Roger Kasparian took twelve pictures, all the time worrying the France Soir photographer might turn up, and then he went home. “For my peace of mind, I got in touch with the editors to offer them the photos,” Kasparian recounts. “The head of the photo department replied: ‘Why not, bring them by.’ I developed my prints and went to rue Réaumur. The guy, his feet propped on the desk, glanced at them without touching them, and asked: ‘How much do you want?’ I muttered, ‘50 francs.’ He says, ‘Leave them with me.’ The next day, my picture was on the front page. I felt I had just been had! So I called the guy back, and he offered me 200 francs. European newspapers got in touch to get it.
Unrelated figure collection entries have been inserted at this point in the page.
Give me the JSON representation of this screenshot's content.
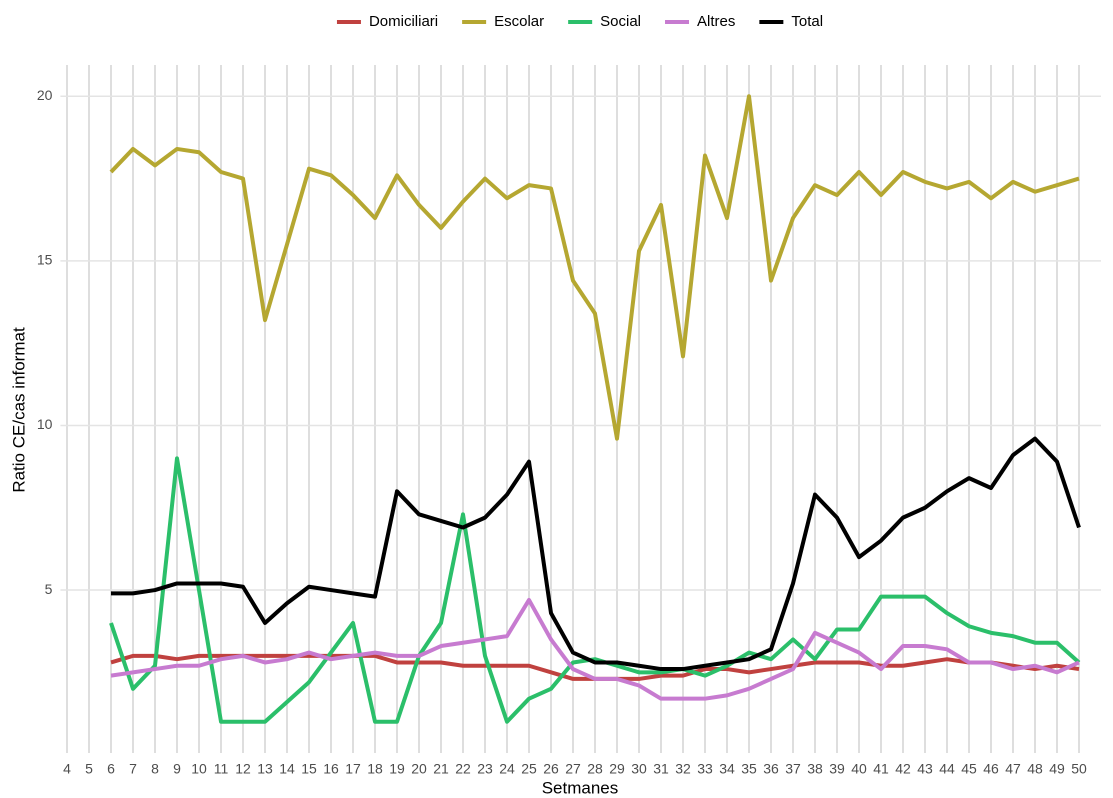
{
  "chart_data": {
    "type": "line",
    "x_label": "Setmanes",
    "y_label": "Ratio CE/cas informat",
    "x": [
      6,
      7,
      8,
      9,
      10,
      11,
      12,
      13,
      14,
      15,
      16,
      17,
      18,
      19,
      20,
      21,
      22,
      23,
      24,
      25,
      26,
      27,
      28,
      29,
      30,
      31,
      32,
      33,
      34,
      35,
      36,
      37,
      38,
      39,
      40,
      41,
      42,
      43,
      44,
      45,
      46,
      47,
      48,
      49,
      50
    ],
    "series": [
      {
        "name": "Domiciliari",
        "color": "#c0413f",
        "values": [
          2.8,
          3.0,
          3.0,
          2.9,
          3.0,
          3.0,
          3.0,
          3.0,
          3.0,
          3.0,
          3.0,
          3.0,
          3.0,
          2.8,
          2.8,
          2.8,
          2.7,
          2.7,
          2.7,
          2.7,
          2.5,
          2.3,
          2.3,
          2.3,
          2.3,
          2.4,
          2.4,
          2.6,
          2.6,
          2.5,
          2.6,
          2.7,
          2.8,
          2.8,
          2.8,
          2.7,
          2.7,
          2.8,
          2.9,
          2.8,
          2.8,
          2.7,
          2.6,
          2.7,
          2.6
        ]
      },
      {
        "name": "Escolar",
        "color": "#b5a731",
        "values": [
          17.7,
          18.4,
          17.9,
          18.4,
          18.3,
          17.7,
          17.5,
          13.2,
          15.5,
          17.8,
          17.6,
          17.0,
          16.3,
          17.6,
          16.7,
          16.0,
          16.8,
          17.5,
          16.9,
          17.3,
          17.2,
          14.4,
          13.4,
          9.6,
          15.3,
          16.7,
          12.1,
          18.2,
          16.3,
          20.0,
          14.4,
          16.3,
          17.3,
          17.0,
          17.7,
          17.0,
          17.7,
          17.4,
          17.2,
          17.4,
          16.9,
          17.4,
          17.1,
          17.3,
          17.5
        ]
      },
      {
        "name": "Social",
        "color": "#2bbf6a",
        "values": [
          4.0,
          2.0,
          2.7,
          9.0,
          5.0,
          1.0,
          1.0,
          1.0,
          1.6,
          2.2,
          3.1,
          4.0,
          1.0,
          1.0,
          3.0,
          4.0,
          7.3,
          3.0,
          1.0,
          1.7,
          2.0,
          2.8,
          2.9,
          2.7,
          2.5,
          2.5,
          2.6,
          2.4,
          2.7,
          3.1,
          2.9,
          3.5,
          2.9,
          3.8,
          3.8,
          4.8,
          4.8,
          4.8,
          4.3,
          3.9,
          3.7,
          3.6,
          3.4,
          3.4,
          2.8
        ]
      },
      {
        "name": "Altres",
        "color": "#c77bd0",
        "values": [
          2.4,
          2.5,
          2.6,
          2.7,
          2.7,
          2.9,
          3.0,
          2.8,
          2.9,
          3.1,
          2.9,
          3.0,
          3.1,
          3.0,
          3.0,
          3.3,
          3.4,
          3.5,
          3.6,
          4.7,
          3.5,
          2.6,
          2.3,
          2.3,
          2.1,
          1.7,
          1.7,
          1.7,
          1.8,
          2.0,
          2.3,
          2.6,
          3.7,
          3.4,
          3.1,
          2.6,
          3.3,
          3.3,
          3.2,
          2.8,
          2.8,
          2.6,
          2.7,
          2.5,
          2.8
        ]
      },
      {
        "name": "Total",
        "color": "#000000",
        "values": [
          4.9,
          4.9,
          5.0,
          5.2,
          5.2,
          5.2,
          5.1,
          4.0,
          4.6,
          5.1,
          5.0,
          4.9,
          4.8,
          8.0,
          7.3,
          7.1,
          6.9,
          7.2,
          7.9,
          8.9,
          4.3,
          3.1,
          2.8,
          2.8,
          2.7,
          2.6,
          2.6,
          2.7,
          2.8,
          2.9,
          3.2,
          5.2,
          7.9,
          7.2,
          6.0,
          6.5,
          7.2,
          7.5,
          8.0,
          8.4,
          8.1,
          9.1,
          9.6,
          8.9,
          6.9
        ]
      }
    ],
    "xlim": [
      3.7,
      51.0
    ],
    "xticks": [
      4,
      5,
      6,
      7,
      8,
      9,
      10,
      11,
      12,
      13,
      14,
      15,
      16,
      17,
      18,
      19,
      20,
      21,
      22,
      23,
      24,
      25,
      26,
      27,
      28,
      29,
      30,
      31,
      32,
      33,
      34,
      35,
      36,
      37,
      38,
      39,
      40,
      41,
      42,
      43,
      44,
      45,
      46,
      47,
      48,
      49,
      50
    ],
    "ylim": [
      0.05,
      20.95
    ],
    "yticks": [
      5,
      10,
      15,
      20
    ],
    "grid": true,
    "legend": "top"
  }
}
By then I made sure to raise my fee every time!,” Kasparian recalled, amused.
A time for accolades
In the 1970s, however, Kasparian decided to abandon this glamorous career. Now a family man, he preferred to devote himself to portraits and wedding photos in Studio Boissière inherited from his father. “For me, that was a young man’s thing,” he admits retrospectively. “I had to get serious and support my family.” Thus we had to wait forty years, until 2011, for this treasure trove to emerge from storage thanks to a chance meeting with a vinyl collector, Alexandre Stanisavljevic. “I was at a Parisian flea market, and saw two young people were buying records,” says the photographer, still holding his camera. I went up to them to offer some of my old vinyls. As luck would have it, we ended up at my studio and they discovered my photos hanging on the walls. And the rest is history.”
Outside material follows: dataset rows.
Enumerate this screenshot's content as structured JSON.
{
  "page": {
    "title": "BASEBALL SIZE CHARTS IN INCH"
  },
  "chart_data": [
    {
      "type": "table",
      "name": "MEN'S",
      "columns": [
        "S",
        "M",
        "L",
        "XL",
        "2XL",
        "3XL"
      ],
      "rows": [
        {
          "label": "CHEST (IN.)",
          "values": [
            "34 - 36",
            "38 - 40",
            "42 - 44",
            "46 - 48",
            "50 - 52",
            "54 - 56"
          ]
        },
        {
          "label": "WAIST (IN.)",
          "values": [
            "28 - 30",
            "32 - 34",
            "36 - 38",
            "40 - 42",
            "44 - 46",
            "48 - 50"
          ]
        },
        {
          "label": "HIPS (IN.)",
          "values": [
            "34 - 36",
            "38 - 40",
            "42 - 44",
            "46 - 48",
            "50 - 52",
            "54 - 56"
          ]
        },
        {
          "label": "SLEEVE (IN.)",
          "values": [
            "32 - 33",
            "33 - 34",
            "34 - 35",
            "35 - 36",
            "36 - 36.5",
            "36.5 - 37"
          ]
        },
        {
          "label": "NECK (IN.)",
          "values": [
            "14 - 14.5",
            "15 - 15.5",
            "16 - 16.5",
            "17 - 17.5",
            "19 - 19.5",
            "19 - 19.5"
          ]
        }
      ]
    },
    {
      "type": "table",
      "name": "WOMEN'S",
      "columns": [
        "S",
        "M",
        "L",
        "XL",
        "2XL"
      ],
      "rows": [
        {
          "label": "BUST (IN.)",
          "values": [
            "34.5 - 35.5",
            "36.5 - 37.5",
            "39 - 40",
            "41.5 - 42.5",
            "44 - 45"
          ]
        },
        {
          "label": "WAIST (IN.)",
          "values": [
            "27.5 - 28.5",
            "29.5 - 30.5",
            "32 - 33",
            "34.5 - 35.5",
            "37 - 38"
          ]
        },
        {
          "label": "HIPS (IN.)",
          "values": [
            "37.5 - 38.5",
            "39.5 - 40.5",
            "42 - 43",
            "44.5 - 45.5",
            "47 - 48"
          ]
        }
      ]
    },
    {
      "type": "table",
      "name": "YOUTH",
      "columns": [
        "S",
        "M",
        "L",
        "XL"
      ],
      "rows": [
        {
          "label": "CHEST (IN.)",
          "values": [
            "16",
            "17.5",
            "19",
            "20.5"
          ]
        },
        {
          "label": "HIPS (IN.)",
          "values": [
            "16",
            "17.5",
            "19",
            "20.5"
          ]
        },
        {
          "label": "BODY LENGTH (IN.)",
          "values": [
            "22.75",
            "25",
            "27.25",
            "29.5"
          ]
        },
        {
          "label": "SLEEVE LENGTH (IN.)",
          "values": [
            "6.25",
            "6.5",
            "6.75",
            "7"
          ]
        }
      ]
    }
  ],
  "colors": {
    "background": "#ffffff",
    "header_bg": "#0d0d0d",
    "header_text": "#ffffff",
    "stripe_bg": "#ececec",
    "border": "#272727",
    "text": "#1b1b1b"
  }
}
With the passage of time, Kasparian’s photographs have become archival documents of a decade in the making. Their recognition is long overdue, which led to the first exhibition at the Snap Galleries in London in 2013. Since then, this record of the sixties has traveled around the world. Collectors are interested because no one can go back and do it over again. “Not even me!,” laughs Kasparian, flipping through the pages of his book, with a text by Philippe Manœuvre (published by Gründ, 2014). “All these artists are now global celebrities.”
The exhibition “Music Revolution: The Sixties in Paris” at the Jazz Club Étoile takes us back in time. Since 1975, this renowned venue, now celebrating its reopening, has hosted great names in jazz, blues, soul, and rock, such as Dizzy Gillespie, Cab Calloway, B.B. King, Dee Dee Bridgewater, and Diana Krall. Roger Kasparian has plenty of anecdotes about some of these legends. For example, about Stevie Wonder: “He must have been twelve. His record company had put him up in a hotel near the Olympia and left him with me because I was taking pictures. So there we were, just the two of us. I didn’t speak English and he couldn’t see me. Communication quickly became a problem.” The exhibition showcases thirty silver gelatin prints, which depict an atmosphere of musical creativity, revolutions, and transformations and a constellation of stars who continue to inspire fresh talent.
Roger Kasparian, “Music Revolution: The Sixties in Paris”, until March 2, 2022, Jazz Club Étoile, Hôtel Méridien, 81 boulevard Gouvion Saint-Cyr, 75017 Paris.